One of the main problems the team managed to solve was ’multipathing’.

“You might imagine that the little box with the flashing lights that powers your home wireless network is simply beaming information straight to your laptop,” CSIRO’s Dr John O’Sullivan, leader of the scientific team says.

“In reality the radio waves travel in all directions, bouncing off walls, furniture and people – making it very hard to deliver a clear signal to the receiver.”

The team solved this problem by adapting ideas that had their roots in radioastronomy and the search for exploding black holes.

“I was inspired to think about ways of cleaning up smeared radio signals to make searching for short pulses like those from exploding black holes easier,” Dr O’Sullivan says.

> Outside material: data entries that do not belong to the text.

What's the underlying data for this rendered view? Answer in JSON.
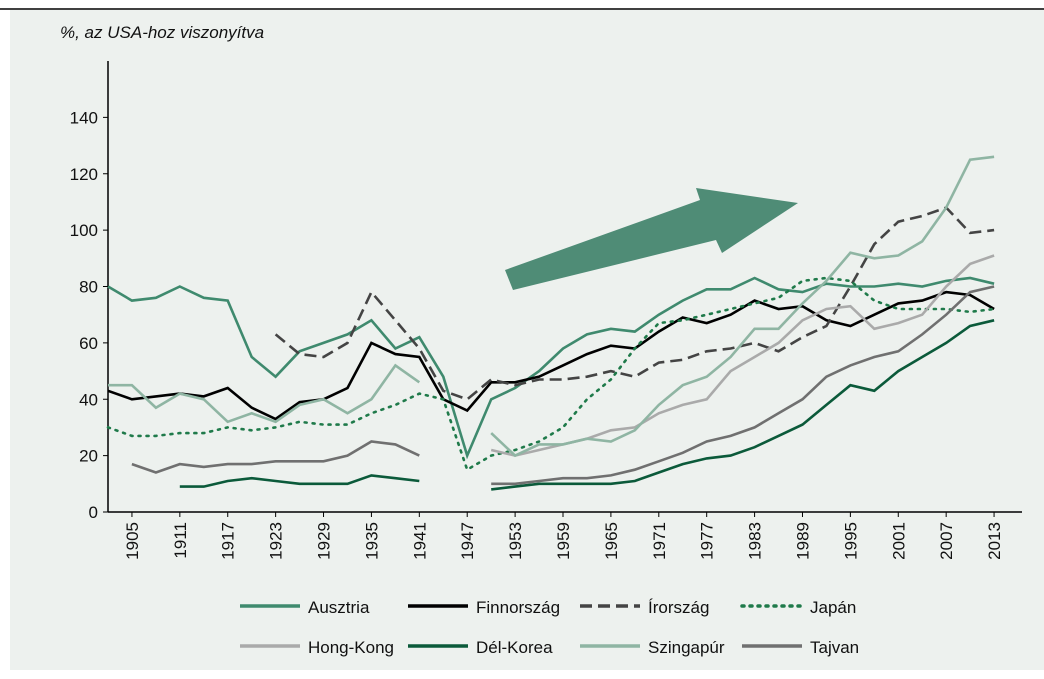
{
  "chart_data": {
    "type": "line",
    "y_label": "%, az USA-hoz viszonyítva",
    "x": [
      1902,
      1905,
      1908,
      1911,
      1914,
      1917,
      1920,
      1923,
      1926,
      1929,
      1932,
      1935,
      1938,
      1941,
      1944,
      1947,
      1950,
      1953,
      1956,
      1959,
      1962,
      1965,
      1968,
      1971,
      1974,
      1977,
      1980,
      1983,
      1986,
      1989,
      1992,
      1995,
      1998,
      2001,
      2004,
      2007,
      2010,
      2013
    ],
    "xlim": [
      1902,
      2016.5
    ],
    "xticks": [
      1905,
      1911,
      1917,
      1923,
      1929,
      1935,
      1941,
      1947,
      1953,
      1959,
      1965,
      1971,
      1977,
      1983,
      1989,
      1995,
      2001,
      2007,
      2013
    ],
    "ylim": [
      0,
      160
    ],
    "yticks": [
      0,
      20,
      40,
      60,
      80,
      100,
      120,
      140
    ],
    "series": [
      {
        "name": "Ausztria",
        "color": "#3f8a6e",
        "dash": "solid",
        "values": [
          80,
          75,
          76,
          80,
          76,
          75,
          55,
          48,
          57,
          60,
          63,
          68,
          58,
          62,
          48,
          20,
          40,
          44,
          50,
          58,
          63,
          65,
          64,
          70,
          75,
          79,
          79,
          83,
          79,
          78,
          81,
          80,
          80,
          81,
          80,
          82,
          83,
          81
        ]
      },
      {
        "name": "Finnország",
        "color": "#000000",
        "dash": "solid",
        "values": [
          43,
          40,
          41,
          42,
          41,
          44,
          37,
          33,
          39,
          40,
          44,
          60,
          56,
          55,
          40,
          36,
          46,
          46,
          48,
          52,
          56,
          59,
          58,
          64,
          69,
          67,
          70,
          75,
          72,
          73,
          68,
          66,
          70,
          74,
          75,
          78,
          77,
          72
        ]
      },
      {
        "name": "Írország",
        "color": "#444444",
        "dash": "dashed",
        "values": [
          null,
          null,
          null,
          null,
          null,
          null,
          null,
          63,
          56,
          55,
          60,
          78,
          68,
          58,
          43,
          40,
          47,
          45,
          47,
          47,
          48,
          50,
          48,
          53,
          54,
          57,
          58,
          60,
          57,
          62,
          66,
          80,
          95,
          103,
          105,
          108,
          99,
          100
        ]
      },
      {
        "name": "Japán",
        "color": "#1f7a4a",
        "dash": "dotted",
        "values": [
          30,
          27,
          27,
          28,
          28,
          30,
          29,
          30,
          32,
          31,
          31,
          35,
          38,
          42,
          40,
          15,
          20,
          22,
          25,
          30,
          40,
          47,
          58,
          67,
          68,
          70,
          72,
          74,
          76,
          82,
          83,
          82,
          75,
          72,
          72,
          72,
          71,
          72
        ]
      },
      {
        "name": "Hong-Kong",
        "color": "#aaaaaa",
        "dash": "solid",
        "values": [
          null,
          null,
          null,
          null,
          null,
          null,
          null,
          null,
          null,
          null,
          null,
          null,
          null,
          null,
          null,
          null,
          22,
          20,
          22,
          24,
          26,
          29,
          30,
          35,
          38,
          40,
          50,
          55,
          60,
          68,
          72,
          73,
          65,
          67,
          70,
          80,
          88,
          91
        ]
      },
      {
        "name": "Dél-Korea",
        "color": "#0b5a3a",
        "dash": "solid",
        "values": [
          null,
          null,
          null,
          9,
          9,
          11,
          12,
          11,
          10,
          10,
          10,
          13,
          12,
          11,
          null,
          null,
          8,
          9,
          10,
          10,
          10,
          10,
          11,
          14,
          17,
          19,
          20,
          23,
          27,
          31,
          38,
          45,
          43,
          50,
          55,
          60,
          66,
          68
        ]
      },
      {
        "name": "Szingapúr",
        "color": "#8fb5a3",
        "dash": "solid",
        "values": [
          45,
          45,
          37,
          42,
          40,
          32,
          35,
          32,
          38,
          40,
          35,
          40,
          52,
          46,
          null,
          null,
          28,
          20,
          24,
          24,
          26,
          25,
          29,
          38,
          45,
          48,
          55,
          65,
          65,
          74,
          82,
          92,
          90,
          91,
          96,
          108,
          125,
          126
        ]
      },
      {
        "name": "Tajvan",
        "color": "#707070",
        "dash": "solid",
        "values": [
          null,
          17,
          14,
          17,
          16,
          17,
          17,
          18,
          18,
          18,
          20,
          25,
          24,
          20,
          null,
          null,
          10,
          10,
          11,
          12,
          12,
          13,
          15,
          18,
          21,
          25,
          27,
          30,
          35,
          40,
          48,
          52,
          55,
          57,
          63,
          70,
          78,
          80
        ]
      }
    ]
  }
}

“We ended up building a ‘fast Fourier transform’ chip to do these sorts of processing tasks efficiently and fast. That proved to be the key to untangling the web of wireless signals so we could build a workable high speed wireless local area network (WLAN).”

A US patent was granted in 1996 and, in 1999, one of the first modern international standards for WLAN (IEEE 802.11a) relied on the technology covered by CSIRO’s patent for its implementation. In 2001 the first products entered the market.

“CSIRO set out to encourage the industry to take licenses for the use of its patented technology,” Mr Nigel Poole, CSIRO Executive Director, Commercial says.

“When that did not prove successful, we initiated legal proceedings which then led to proceedings being initiated against CSIRO.

“The result earlier this year was that 14 companies settled with CSIRO under confidential terms. The revenue arising from these settlements to date is approximately $A200 million.

“Soon an announcement will be made about how Australian research will benefit from this success.”